Great summary and detail. The Bank of International Settlements (BIS estb. 1930) has monitored central banking worldwide, and, recently, the VOLUNTARY reporting of hedge funds (which are completely unregulated). The ‘housing’ bubble which has served as the trigger for credit derivative exposure and potential default is by itself, small, but its repercussions are huge. The biggest bubble is the one Brown equates to Chernobyl, appropriately. During 2007 the bubble was being reported as about $470 trillion, growing 45% to the $681 trillion quoted by the end of 2007!! Now, just over a quarter later, a figure above $700 trillion is mentioned by many sources. A 5% failure rate of the $700 trillion (a modest assumption given some sources think 40% of hedge funds will fail in the near future) is about $35 trillion...there are zero takers for this debt. WIth credit contraction the short term (less than one year) rollovers are dependent on extremely low interest loans from Japan...’the carry trade’, which can be easily moderated by China, which, with huge US Forex reserves, can drive the yen up and reduce the carry trade and thus
‘expose’ derivative credit rollovers at will. The Fed Reserve is not ‘Federal’...it has essentially ‘no reserve’. Its got a few hundred million according to several sources, enough to bail out one more Bear Stearns event...and that is it. Browns piece here echoes many other similar pieces that are coming out whole, as hers, and in many pieces by others. Exciting time for financial writers and a nervous world with everything at stake.
bmp
a) fractional resrve banking originated with the Italian banking families in the Middle Ages, and lending more than you have in reserves at the moment is no different than making an investment where you judge the probability of the downside to be remote, but where you know the downside will bankrupt you if it occurs. It is not printing money.

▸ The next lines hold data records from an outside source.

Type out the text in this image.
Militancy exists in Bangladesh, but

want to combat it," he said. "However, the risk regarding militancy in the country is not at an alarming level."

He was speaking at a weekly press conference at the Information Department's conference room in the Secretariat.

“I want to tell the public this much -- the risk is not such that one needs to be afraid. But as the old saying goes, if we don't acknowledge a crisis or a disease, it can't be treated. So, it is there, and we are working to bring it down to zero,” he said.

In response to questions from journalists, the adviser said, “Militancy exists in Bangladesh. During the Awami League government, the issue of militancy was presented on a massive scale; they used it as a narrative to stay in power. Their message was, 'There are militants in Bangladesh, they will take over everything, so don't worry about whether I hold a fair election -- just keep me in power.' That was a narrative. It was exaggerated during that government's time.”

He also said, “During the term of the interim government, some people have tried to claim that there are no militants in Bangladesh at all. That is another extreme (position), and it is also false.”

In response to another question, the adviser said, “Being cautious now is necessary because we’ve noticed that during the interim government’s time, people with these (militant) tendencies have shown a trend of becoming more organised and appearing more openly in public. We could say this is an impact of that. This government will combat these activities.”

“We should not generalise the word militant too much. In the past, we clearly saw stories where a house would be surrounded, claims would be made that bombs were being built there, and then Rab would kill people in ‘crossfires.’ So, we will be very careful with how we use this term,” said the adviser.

b)The Federal Reserve Act, rather than being the privatization of soveriegn power, in fact placed the big New York banks under effective Federal monitoring and regulation for the first time.
c) many CDS transactions are guaranteed by the clearing firms that actually 'own' the financial instrument for someone else. If that instrument goes bad, the clearing firm demands payment from the buyer. If the buyer can't pay, the clearing firm is usually on the hook.
Some of the commenters here seem to think we should return to a barter economy, for God's sake.